Más allá de la distopía: “El cuento de la criada” no es ficción
Revisadas numerosas críticas sobre la escalofriante “El cuento de la criada”, serie basada en la novela de Margaret Atwood de 1984, puede comprobarse que todas coinciden en la misma definición: distopía, pesadilla futurista, apocalipsis silencioso y, si me apuras, aterradoramente plausible o presagio de un futuro inminente…
Hablamos de un régimen feudal, una teocracia integrista que actúa como un psicópata con su víctima. En este caso son las mujeres el objeto de la represión. A ellas se les suprimen todos los derechos humanos reconocidos internacionalmente: viven cautivas, no pueden viajar; se les despoja de parte de su identidad y somete a un adoctrinamiento que les haga aceptar su sumisión; no tienen derecho a una cuenta corriente en el banco; son tuteladas cuando salen a la calle, no pueden caminar solas; no tienen acceso a una educación superior; deben llevar ropa que las cubre por completo y limita su capacidad de visión a ambos lados en público; no pueden leer nada que ofenda a la religión oficial y, en definitiva, son controladas por el Comité para la Promoción de la Virtud y la Prevención del Vicio (CPVPV) o la policía moral. Entre los castigos que se aplican en esta teocracia: los azotes, la mutilación de miembros, la ablación o la lapidación. Homosexuales y lesbianas pueden acabar ahorcados desde grúas en lugares públicos para aterrorizar a la población, o sufrir otros castigos ejemplarizantes como latigazos o amputaciones. Son formas de control a través de la violencia, típicamente fascistas, que los pastores aplican a sus rebaños desconcertados.
Hasta aquí, muchos lectores se habrán percatado de que no hablamos de la “distópica” República de Gilead de Atwood, ni de inspiradores como Bradbury u Orwell. No nos situamos en la vuelta de tuerca de un Estados Unidos que camina hacia un Estado abiertamente fascista de la mano de Donald Trump, donde la ignorancia y el temor a Dios son elementos decisivos para que una élite de hombres blancos y adinerados sometan a la mujer, tanto a criadas como esposas. Donde el detonante no es un 11-S, sino atentados terroristas contra las sedes de los tres poderes atribuidos al nuevo enemigo, el omnipresente integrismo islámico. Donde la represión física y la privación de libertad se hace posible más allá de los métodos de control sutil de las democracias actuales por un acontecimiento inesperado: la esterilidad de buena parte de las mujeres y hombres y el consecuente y acentuado descenso de la natalidad.
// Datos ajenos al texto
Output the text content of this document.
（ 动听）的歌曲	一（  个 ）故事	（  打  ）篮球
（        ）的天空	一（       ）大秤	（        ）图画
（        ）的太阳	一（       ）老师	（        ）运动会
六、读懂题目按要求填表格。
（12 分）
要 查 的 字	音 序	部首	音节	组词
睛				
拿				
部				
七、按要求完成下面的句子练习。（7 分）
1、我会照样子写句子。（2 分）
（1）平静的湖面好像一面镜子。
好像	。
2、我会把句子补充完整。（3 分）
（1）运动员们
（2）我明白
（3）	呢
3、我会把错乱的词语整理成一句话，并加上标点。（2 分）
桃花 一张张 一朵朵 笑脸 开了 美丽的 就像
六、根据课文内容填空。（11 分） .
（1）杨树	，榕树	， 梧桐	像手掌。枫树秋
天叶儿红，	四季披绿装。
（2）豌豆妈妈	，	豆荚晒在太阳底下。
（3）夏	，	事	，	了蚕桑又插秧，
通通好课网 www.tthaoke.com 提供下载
Gilead se cimenta sobre un integrismo cristiano basado en una interpretación torcida de las sagradas escrituras con base en la historia de Jacob, sus dos esposas, Raquel y Lía, y las dos criadas de estas, desarrollado a partir de un puritanismo de siglos atrás hoy latente en ciertos sectores de la sociedad que creen que la tierra es plana o niegan la teoría de la evolución de Darwin. Pero se hace realidad en EE.UU. solo por una grave disminución de las mujeres fértiles que despierta el temor a la extinción de la humanidad. Y sí, en Estados Unidos es una distopía, quizá cercana, pero distopía.
Al contrario, en Arabia Saudí y otros países donde se practica el wahabismo -o en lugares controlados por el Daesh- es el pasado y es el presente, no es ningún cuento. Allí, el integrismo religioso es islámico en lugar de cristiano, pero la relación de los saudíes con los países de su entorno y ciertos socios preferentes como Estados Unidos se observa tan normalizada como la de Gilead con México. En el wahabismo ni siquiera existe el debate occidental sobre los vientres de alquiler: las niñas se venden con total impunidad. Tampoco necesitan recurrir a la excusa de la infertilidad para someter a la mujer a un mundo que muy poco se distingue de la distópica Gilead.
Aterrorizados como están con la ciencia ficción de la República de Gilead, muchos parecen no ver una realidad consentida tan aberrante como poco denunciada.